Kesalahan ketika Takbiratul Ihram
- Telapak tangan tidak dibuka sempurna, tetapi agak menggenggam.
- Telapak tangan tidak dihadapkan ke Kiblat.
- Mengangkat tangan tidak setinggi bahu atau telinga.
- Was-was ketika takbir, sehingga dilakukan secara berulang-ulang.
- Takbir sambil tergesa-gesa untuk melakukan rukuk. Hal ini biasa dilakukan untuk makmum masbuq yang menjumpai imam sedang rukuk. Agar mendapatkan satu rakaat bersama imam.

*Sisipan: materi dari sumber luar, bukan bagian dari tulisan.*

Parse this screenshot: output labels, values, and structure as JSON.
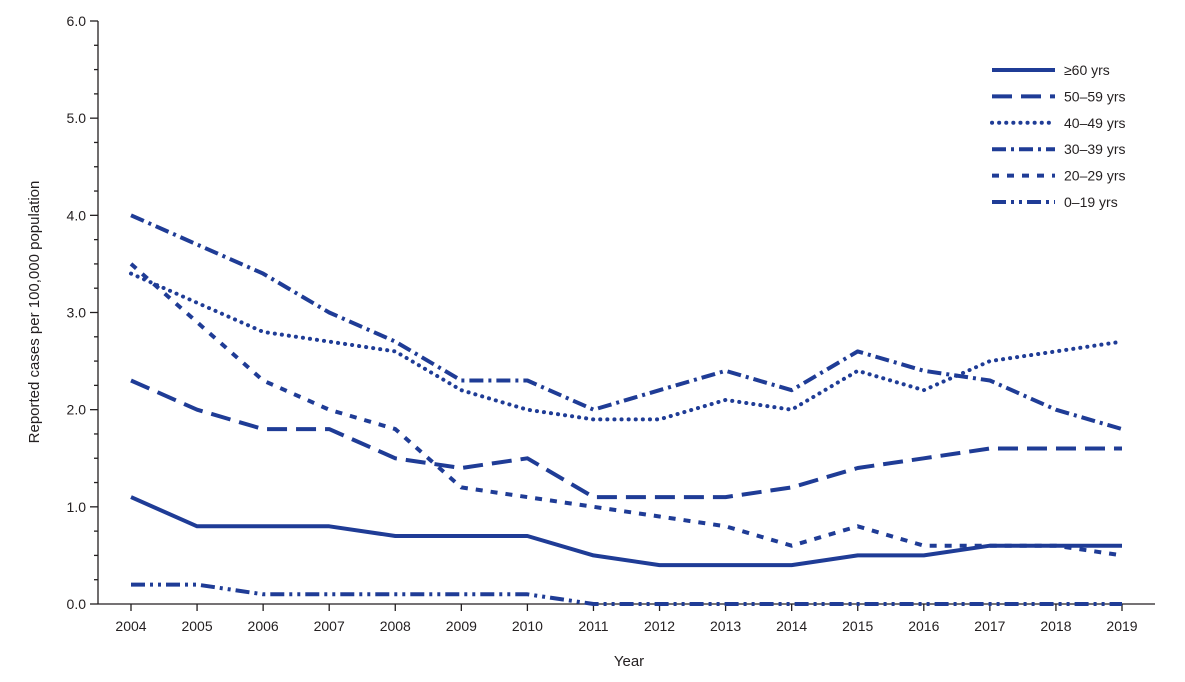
{
  "chart_data": {
    "type": "line",
    "xlabel": "Year",
    "ylabel": "Reported cases per 100,000 population",
    "ylim": [
      0,
      6
    ],
    "yticks": [
      "0.0",
      "1.0",
      "2.0",
      "3.0",
      "4.0",
      "5.0",
      "6.0"
    ],
    "x": [
      "2004",
      "2005",
      "2006",
      "2007",
      "2008",
      "2009",
      "2010",
      "2011",
      "2012",
      "2013",
      "2014",
      "2015",
      "2016",
      "2017",
      "2018",
      "2019"
    ],
    "grid": false,
    "legend_position": "top-right",
    "line_color": "#1f3c96",
    "series": [
      {
        "name": "≥60 yrs",
        "dash": "solid",
        "values": [
          1.1,
          0.8,
          0.8,
          0.8,
          0.7,
          0.7,
          0.7,
          0.5,
          0.4,
          0.4,
          0.4,
          0.5,
          0.5,
          0.6,
          0.6,
          0.6
        ]
      },
      {
        "name": "50–59 yrs",
        "dash": "long-dash",
        "values": [
          2.3,
          2.0,
          1.8,
          1.8,
          1.5,
          1.4,
          1.5,
          1.1,
          1.1,
          1.1,
          1.2,
          1.4,
          1.5,
          1.6,
          1.6,
          1.6
        ]
      },
      {
        "name": "40–49 yrs",
        "dash": "dotted",
        "values": [
          3.4,
          3.1,
          2.8,
          2.7,
          2.6,
          2.2,
          2.0,
          1.9,
          1.9,
          2.1,
          2.0,
          2.4,
          2.2,
          2.5,
          2.6,
          2.7
        ]
      },
      {
        "name": "30–39 yrs",
        "dash": "dash-dot",
        "values": [
          4.0,
          3.7,
          3.4,
          3.0,
          2.7,
          2.3,
          2.3,
          2.0,
          2.2,
          2.4,
          2.2,
          2.6,
          2.4,
          2.3,
          2.0,
          1.8
        ]
      },
      {
        "name": "20–29 yrs",
        "dash": "short-dash",
        "values": [
          3.5,
          2.9,
          2.3,
          2.0,
          1.8,
          1.2,
          1.1,
          1.0,
          0.9,
          0.8,
          0.6,
          0.8,
          0.6,
          0.6,
          0.6,
          0.5
        ]
      },
      {
        "name": "0–19 yrs",
        "dash": "dash-dot-dot",
        "values": [
          0.2,
          0.2,
          0.1,
          0.1,
          0.1,
          0.1,
          0.1,
          0.0,
          0.0,
          0.0,
          0.0,
          0.0,
          0.0,
          0.0,
          0.0,
          0.0
        ]
      }
    ]
  }
}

Namun kesalahan ini menyebabkan batalnya takbir yang dia lakukan. Karena syarat sahnya takbir adalah dilakukan sambil berdiri. Dan jika Takbiratul Ihram batal, maka sholatnya juga batal. Mula Ali Qari mengatakan, “Adapun orang yang bertakbir sambil menunduk sebagimana yang dilakukan orang-orang awam karena terburu-buru, maka sholatnya tidak sah. Karena berdiri adalah syarat sahnya Takbiratul Ihram bagi yang mampu.”
- Kesalahan dalam membaca takbir:
Aaallaa..hu (AaaL..dibaca panjang). Lafal ini artinya: Apakah Allah Maha-Besar?
Aaa..k-bar (Aaa..k..dibaca panjang). Lafal ini artinya: Apakah Allah Maha-Besar?
Akbaa…r (baa..r..dibaca panjang). Akbaa..r artinya beduk. Sehingga kalimat Allaahu Akbaa..r artinya Allah adalah beduk. Maha Suci Allah…
Kesalahan-kesalahan dalam membaca lafal takbir menyebabkan kesalahan arti. Semua arti yang salah di atas merupakan kalimat kekufuran. Orang mengatakan: “Apakah Allah Maha Besar??” Berarti telah meragukan sifat Maha Besar Allah.
- Makmum bertakbir dengan suara keras sehingga mengganggu orang lain ketika sholat jamaah. Yang boleh bertakbir dengan keras hanyalah imam.
- Ada sebagian makmum yang mengulang suaranya imam padahal suara imam sudah keras dan terdengar ke semua jamaah. Biasanya ini dilakukan ketika sholat ‘Ide, karena meniru yang ada di masjidil haram. Padahal ini adalah satu hal yang tidak perlu dilakukan. Karena riwayat yang menyebutkan Abu Bakr mengeraskan suara Nabi shallallahu ‘alaihi wa sallam ketika sholat jamaah terjadi ketika Nabi shallallahu ‘alaihi wa sallam sakit, sehingga suara beliau pelan.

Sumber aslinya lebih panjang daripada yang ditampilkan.